Dopo vent’anni di governo populista di destra e la logorante fase dell’uribismo (Alvaro Uribe è stato Presidente dal 2002 al 2010) la Colombia col Presidente Gustavo Petro, leader della coalizione di sinistra Pacto Historico e la vicepresidenza di Francia Marquez grazie alle elezioni dello scorso giugno, ha deciso al contempo di darsi un nuovo volto e di avviarsi per un’esperienza di sinistra distinta da quella di analoghi schieramenti riformatori tipici di altri Paesi sudamericani. La campagna elettorale, indubbiamente aspra, ha voluto significare la ripresa economica della Colombia dopo la pandemia, frenare il meccanismo di cooptazione degli organi giudiziari e amministrativi messi in opera dal governo uscente di Ivan Duque, fiaccare l’intensificazione della violenza armata imperante in varie regioni del Paese, combattere la piaga del narcotraffico, ovviare ai movimenti sociali di protesta e all’aumento della disoccupazione e della povertà.
Sono stati posti al centro la libertà di impresa, il potenziamento del settore industriale e del settore d’estrazione degli idrocarburi, la distribuzione più democratica delle proprietà terriere, la crescita della produttività agricola, la lotta contro il cambiamento climatico. Il risultato del ballottaggio ha sancito la vittoria di Petro con 11,3 milioni di voti contro i 10,6 a favore di Hernandez, candidato della Liga de Gobernantes Anticorrupcion.

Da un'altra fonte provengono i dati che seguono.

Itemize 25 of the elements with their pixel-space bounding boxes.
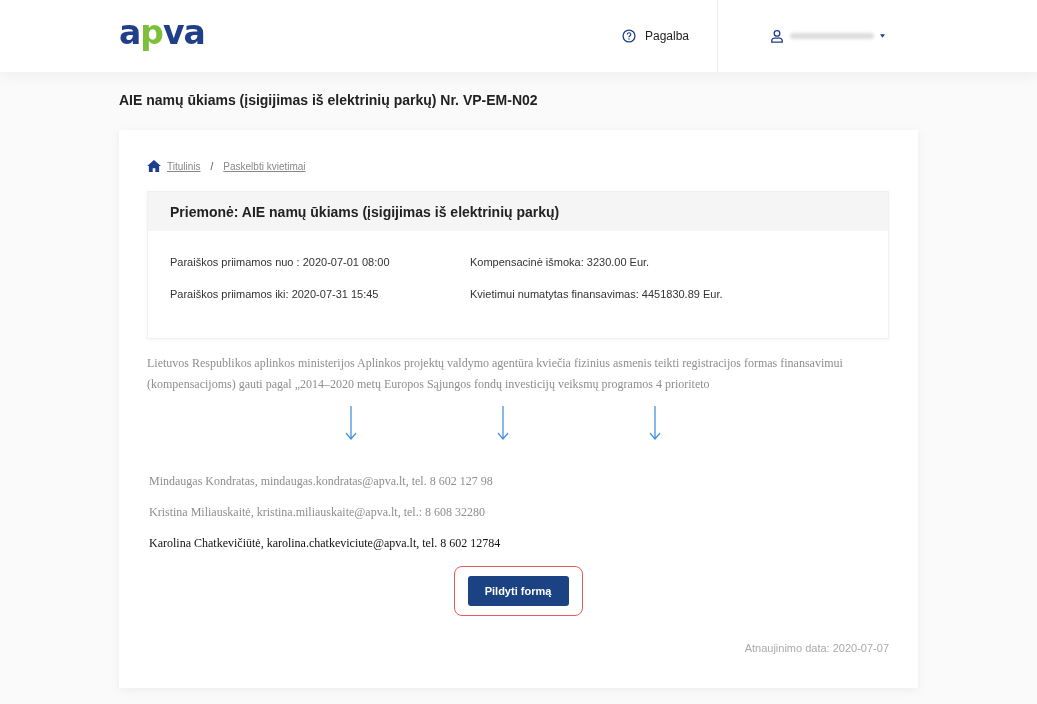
info-field: Kompensacinė išmoka: 3230.00 Eur.: [470, 256, 866, 268]
breadcrumb-separator: /: [210, 160, 214, 172]
user-icon[interactable]: [770, 29, 784, 43]
description-line: (kompensacijoms) gauti pagal „2014–2020 metų Europos Sąjungos fondų investicijų veiksmų programos 4 prioriteto: [147, 377, 711, 392]
logo[interactable]: apva: [119, 15, 205, 49]
down-arrow-icon: [345, 406, 357, 440]
help-icon: [622, 29, 636, 43]
breadcrumb-link[interactable]: Titulinis: [167, 160, 201, 172]
help-link[interactable]: Pagalba: [622, 0, 717, 72]
info-field: Paraiškos priimamos iki: 2020-07-31 15:45: [170, 288, 470, 300]
info-title: Priemonė: AIE namų ūkiams (įsigijimas iš elektrinių parkų): [170, 203, 560, 220]
contact-line: Karolina Chatkevičiūtė, karolina.chatkeviciute@apva.lt, tel. 8 602 12784: [149, 536, 502, 551]
home-icon[interactable]: [147, 160, 161, 172]
description-line: Lietuvos Respublikos aplinkos ministerijos Aplinkos projektų valdymo agentūra kviečia fizinius asmenis teikti registracijos formas finansavimui: [147, 356, 844, 371]
caret-icon[interactable]: [880, 34, 885, 38]
contact-line: Kristina Miliauskaitė, kristina.miliauskaite@apva.lt, tel.: 8 608 32280: [149, 505, 486, 520]
breadcrumb-link[interactable]: Paskelbti kvietimai: [223, 160, 306, 172]
fill-form-button[interactable]: Pildyti formą: [467, 576, 569, 606]
info-field: Kvietimui numatytas finansavimas: 4451830.89 Eur.: [470, 288, 866, 300]
down-arrow-icon: [497, 406, 509, 440]
update-date: Atnaujinimo data: 2020-07-07: [744, 642, 889, 654]
page-title: AIE namų ūkiams (įsigijimas iš elektrinių parkų) Nr. VP-EM-N02: [119, 92, 539, 110]
down-arrow-icon: [649, 406, 661, 440]
info-field: Paraiškos priimamos nuo : 2020-07-01 08:00: [170, 256, 470, 268]
contact-line: Mindaugas Kondratas, mindaugas.kondratas@apva.lt, tel. 8 602 127 98: [149, 474, 494, 489]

Alle urne il 58% dei 39 milioni di aventi diritto al voto, l’affluenza più alta dal 1998. Sin dall’inizio Petro si è impegnato in un dialogo aperto colle principali forze politiche del Paese (Equipo por Colombia, di destra, Coalicion de la Esperanza, di centro, Liga de Gobernantes Anticorrupcion). All’inizio di ogni legislatura ogni Partito deve dichiarare ufficialmente la propria posizione in Congresso, vincolante per tutti i quattro anni del mandato. Il governo di Petro può contare sulla maggioranza assoluta in entrambe le Camere (63 senatori su 108 e 106 deputati su 186).
A sostegno di Petro, oltre il suo Pacto Historico, il Partido Liberal e il Partido social de Unidad Nacional. Contrario risolutamente il Partido uribista (Centro democratico). La sfida di Petro quella di costituire un governo di sinistra senza suscitare apprensioni tra la popolazione, come tra gli esponenti del settore finanziario e della grande industria, dimostrandosi statista maturo ed equilibrato. Altri fattori interessanti la parità di genere tra i ministri, un rapporto adeguato tra funzionari di lungo corso e giovani qualificati, la disposizione al dialogo colla società civile.
Peraltro già ai tempi di Juan Manuel Santos era intervenuto tra il governo e le FARC (Forze armate rivoluzonarie de Colombia) un accordo di pace, onde il conferimento a Santos del Premio Nobel per la Pace nel 2016. Attualmente Ministro degli affari esteri è il conservatore Alvaro Leyva, cui spetta il compito di riannodare i rapporti con l’ELN (guerriglieri) e di ricucire i rapporti con Cuba e il Venezuela. José Antonio Ocampo è il nuovo Ministro del tesoro, con il compito di realizzare una riforma tributaria; a velocizzare la macchina legislativa l’esperto congressista Roy Barreras, Presidente del Congresso. Ministro della Difesa Ivan Velazquez, magistrato della Corte suprema e già figura chiave nell’indagine contro certe degenerazioni nell’ambito delle Forze Armate. Mutamenti radicali si attendono nell’ambito dell’interesse verso il clima e la cosiddetta “pace totale”. Non trascurabile l’attenzione al settore tessile e a quello turistico, alla redistribuzione delle terre confiscate ai narcotrafficanti a favore della popolazione contadina, sinora affidate a latifondisti che ne hanno scarsa cura.
Petro intende promuovere una politica di protezione per l’Amazzonia e i molti ecosistemi a rischio (“politica della vita”), contro la deforestazione selvaggia e a favore delle energie rinnovabili. Ha seri propositi di riformare i vertici delle Forze armate compromessi per corruzione, abuso di potere e violazione dei diritti umani.